Zambia Calls Regional Summit on Zimbabwe

HARARE, Zimbabwe (AP) — Zambia called an emergency summit of southern African leaders on the political crisis in Zimbabwe, where the opposition has accused President Robert Mugabe of withholding election results to cling to power.

With no resolution in sight 11 days after the election, Zambian President Levy Mwanawasa said Wednesday that regional leaders would meet Saturday to coordinate their response to the crisis.

Opposition leader Morgan Tsvangirai says he won the March 29 election outright and has asked Zimbabwe's High Court to force publication of the results. The court plans to rule Monday, lawyers for Tsvangirai's Movement for Democratic Change and the Election Commission said.

The opposition claims Mugabe is delaying release of the results so he can orchestrate a runoff and give ruling party militants time to intimidate rural voters and ensure he does not lose a second vote.

Zambian Information Minister Mike Mulongoti said he was not sure if Mugabe would attend Saturday's summit of the Southern African Development Community. Zambia's president, who currently heads the group, said the meeting will work to adopt a coordinated regional strategy on Zimbabwe, Zambian state radio reported.

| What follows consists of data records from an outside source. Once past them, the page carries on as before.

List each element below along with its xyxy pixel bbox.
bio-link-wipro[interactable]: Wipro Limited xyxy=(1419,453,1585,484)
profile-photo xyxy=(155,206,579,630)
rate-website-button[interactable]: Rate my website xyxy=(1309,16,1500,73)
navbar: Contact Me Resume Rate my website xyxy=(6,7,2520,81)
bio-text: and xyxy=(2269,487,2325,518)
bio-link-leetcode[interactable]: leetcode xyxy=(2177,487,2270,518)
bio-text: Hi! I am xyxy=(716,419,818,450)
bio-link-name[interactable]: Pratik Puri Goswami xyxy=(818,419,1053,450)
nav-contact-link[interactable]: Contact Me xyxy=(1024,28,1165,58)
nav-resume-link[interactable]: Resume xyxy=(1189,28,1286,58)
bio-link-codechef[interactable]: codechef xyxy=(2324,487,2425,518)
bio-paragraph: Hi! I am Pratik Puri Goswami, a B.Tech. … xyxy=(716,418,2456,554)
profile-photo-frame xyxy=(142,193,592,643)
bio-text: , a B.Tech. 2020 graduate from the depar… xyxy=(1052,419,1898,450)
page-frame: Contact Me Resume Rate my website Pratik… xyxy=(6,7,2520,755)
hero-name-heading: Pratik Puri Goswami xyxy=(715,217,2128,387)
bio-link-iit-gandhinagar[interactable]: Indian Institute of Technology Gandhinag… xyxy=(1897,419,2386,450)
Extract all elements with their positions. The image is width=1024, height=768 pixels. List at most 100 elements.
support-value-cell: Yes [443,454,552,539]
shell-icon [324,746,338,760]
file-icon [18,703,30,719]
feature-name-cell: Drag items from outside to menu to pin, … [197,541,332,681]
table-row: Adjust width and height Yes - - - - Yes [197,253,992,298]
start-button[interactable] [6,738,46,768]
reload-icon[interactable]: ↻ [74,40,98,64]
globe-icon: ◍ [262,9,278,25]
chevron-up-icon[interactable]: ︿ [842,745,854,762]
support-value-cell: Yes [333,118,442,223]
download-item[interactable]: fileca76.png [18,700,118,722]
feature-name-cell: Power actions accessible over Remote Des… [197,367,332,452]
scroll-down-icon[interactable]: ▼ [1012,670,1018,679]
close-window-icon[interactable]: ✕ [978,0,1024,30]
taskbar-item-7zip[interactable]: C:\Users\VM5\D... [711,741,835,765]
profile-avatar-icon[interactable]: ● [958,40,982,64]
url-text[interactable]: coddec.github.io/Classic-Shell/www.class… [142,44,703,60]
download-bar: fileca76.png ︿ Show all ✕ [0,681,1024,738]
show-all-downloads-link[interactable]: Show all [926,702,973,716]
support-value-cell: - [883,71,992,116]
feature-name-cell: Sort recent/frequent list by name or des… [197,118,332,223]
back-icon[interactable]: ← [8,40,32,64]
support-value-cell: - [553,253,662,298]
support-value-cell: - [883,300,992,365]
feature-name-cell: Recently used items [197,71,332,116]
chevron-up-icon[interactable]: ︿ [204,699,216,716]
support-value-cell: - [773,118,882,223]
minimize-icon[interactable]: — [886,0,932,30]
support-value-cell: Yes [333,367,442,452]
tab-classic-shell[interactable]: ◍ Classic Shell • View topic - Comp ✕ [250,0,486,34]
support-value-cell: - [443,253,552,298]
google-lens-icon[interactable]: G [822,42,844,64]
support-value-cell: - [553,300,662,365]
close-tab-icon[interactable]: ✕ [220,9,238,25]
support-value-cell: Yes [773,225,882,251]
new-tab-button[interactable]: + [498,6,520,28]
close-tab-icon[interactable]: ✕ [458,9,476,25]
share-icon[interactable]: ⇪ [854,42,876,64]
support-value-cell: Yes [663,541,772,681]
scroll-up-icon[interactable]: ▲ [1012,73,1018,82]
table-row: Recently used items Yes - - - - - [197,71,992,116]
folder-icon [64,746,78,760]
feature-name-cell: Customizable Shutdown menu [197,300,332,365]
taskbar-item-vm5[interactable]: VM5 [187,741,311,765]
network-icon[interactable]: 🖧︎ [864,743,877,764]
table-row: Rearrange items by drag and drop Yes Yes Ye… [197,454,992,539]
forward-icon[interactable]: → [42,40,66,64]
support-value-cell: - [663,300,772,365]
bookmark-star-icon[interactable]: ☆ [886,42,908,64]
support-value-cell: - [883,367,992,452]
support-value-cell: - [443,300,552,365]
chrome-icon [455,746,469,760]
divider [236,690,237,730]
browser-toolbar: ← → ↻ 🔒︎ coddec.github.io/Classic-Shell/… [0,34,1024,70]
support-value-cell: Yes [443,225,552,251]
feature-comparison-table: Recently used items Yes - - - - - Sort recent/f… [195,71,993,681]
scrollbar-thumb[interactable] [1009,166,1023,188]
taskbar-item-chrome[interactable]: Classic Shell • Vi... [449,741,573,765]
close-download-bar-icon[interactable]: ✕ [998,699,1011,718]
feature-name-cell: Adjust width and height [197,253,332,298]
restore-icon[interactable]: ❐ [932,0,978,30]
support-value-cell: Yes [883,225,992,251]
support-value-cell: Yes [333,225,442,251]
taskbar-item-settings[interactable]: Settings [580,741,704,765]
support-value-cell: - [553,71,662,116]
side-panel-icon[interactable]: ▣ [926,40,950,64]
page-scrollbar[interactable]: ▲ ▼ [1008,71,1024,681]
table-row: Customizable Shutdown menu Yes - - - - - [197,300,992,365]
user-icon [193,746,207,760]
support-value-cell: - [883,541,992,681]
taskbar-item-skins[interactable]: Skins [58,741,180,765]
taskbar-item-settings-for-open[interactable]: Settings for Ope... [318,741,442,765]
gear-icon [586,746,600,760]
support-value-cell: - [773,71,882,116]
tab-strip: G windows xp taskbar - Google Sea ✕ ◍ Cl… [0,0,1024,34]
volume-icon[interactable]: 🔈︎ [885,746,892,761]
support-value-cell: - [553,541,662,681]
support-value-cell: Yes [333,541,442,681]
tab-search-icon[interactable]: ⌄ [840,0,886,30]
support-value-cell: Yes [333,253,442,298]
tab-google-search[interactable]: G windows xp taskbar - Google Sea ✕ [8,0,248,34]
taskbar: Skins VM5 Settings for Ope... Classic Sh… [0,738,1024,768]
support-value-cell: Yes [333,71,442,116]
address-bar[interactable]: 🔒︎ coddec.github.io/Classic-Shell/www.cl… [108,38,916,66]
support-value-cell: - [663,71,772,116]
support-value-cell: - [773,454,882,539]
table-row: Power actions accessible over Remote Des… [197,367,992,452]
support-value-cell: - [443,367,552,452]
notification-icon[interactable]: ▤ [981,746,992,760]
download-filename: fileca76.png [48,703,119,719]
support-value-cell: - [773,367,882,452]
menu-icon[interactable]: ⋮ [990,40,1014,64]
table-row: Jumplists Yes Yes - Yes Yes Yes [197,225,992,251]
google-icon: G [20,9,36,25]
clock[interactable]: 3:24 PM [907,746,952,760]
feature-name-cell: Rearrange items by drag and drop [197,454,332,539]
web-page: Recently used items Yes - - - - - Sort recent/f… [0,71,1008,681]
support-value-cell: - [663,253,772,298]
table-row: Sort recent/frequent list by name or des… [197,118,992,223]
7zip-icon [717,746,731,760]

Tsvangirai embarked on a trip around the region Wednesday in hopes that neighboring leaders could persuade Mugabe to release the results. He met with Botswana President Seretse Ian Khama and hoped to travel to four or five other countries before Saturday, opposition officials said.

Tendai Biti, the secretary-general of Tsvangirai's Movement for Democratic Change, said regional leaders at the summit should push for Mugabe to resign.

"We have won this election. We will not participate in a runoff because we won the election," he said.

Still, Tsvangirai made a possible overture toward the ruling party, telling South African radio that he wanted a government that would "create space for everyone." But Mugabe must step down after 28 years in power, he said.

"I think it's time for him to take his retirement," Tsvangirai said from Botswana.

Pressure mounted on Mugabe's government to release the results, with Australia joining appeals from Britain, the former colonial ruler, the United States, the United Nations and the European Union.

"There is simply no excuse for them being withheld more than a week after the poll," Australian Foreign Minister Stephen Smith said in a statement.

Jacob Zuma, leader of South Africa's governing African National Congress, repeated earlier entreaties that "results be announced as a matter of urgency," spokeswoman Jessie Duarte said.

African leaders, however, have deferred to South African President Thabo Mbeki on dealing with Zimbabwe. Mbeki has said that his strategy of "quiet diplomacy" has the best chance of resolving the crisis.

Simba Makoni, a former Zimbabwean finance minister who won less than 10 percent of the presidential vote according to independent tallies, said he was baffled by the delay.

He said he went to the election commission several days ago asking to see where the vote verification was taking place and was denied permission. The commission has since closed its offices, and when Makoni asked for the new location, he was again rebuffed.

The U.S.-based National Democratic Institute said a staff member detained by Zimbabwean authorities last week was released Wednesday. Dileepan Sivapathasundaram, a U.S. citizen who had been working with local groups monitoring election monitors, left the country after he was let go, the nonprofit group said in a statement.

Former Secretary of State Madeleine Albright, chairwoman of the group's board of directors, said in the statement that Sivapathasundaram was released unharmed, but his "illegal detention was another indication of the deteriorating situation in Zimbabwe."

Zimbabwe's commercial farmers union said ruling party supporters had forced dozens of white farmers off their land. Such seizures started in 2000 as Mugabe's response his defeat in a referendum designed to entrench his powers.

The farmers warned that continued chaos could endanger the wheat crop, vital to a nation that has grown deeply dependent on food aid during a spiraling economic crisis.

"The planting for wheat will be in a few weeks time, and if it is not in, we'll go starving again," said the group's spokesman, Mike Clark.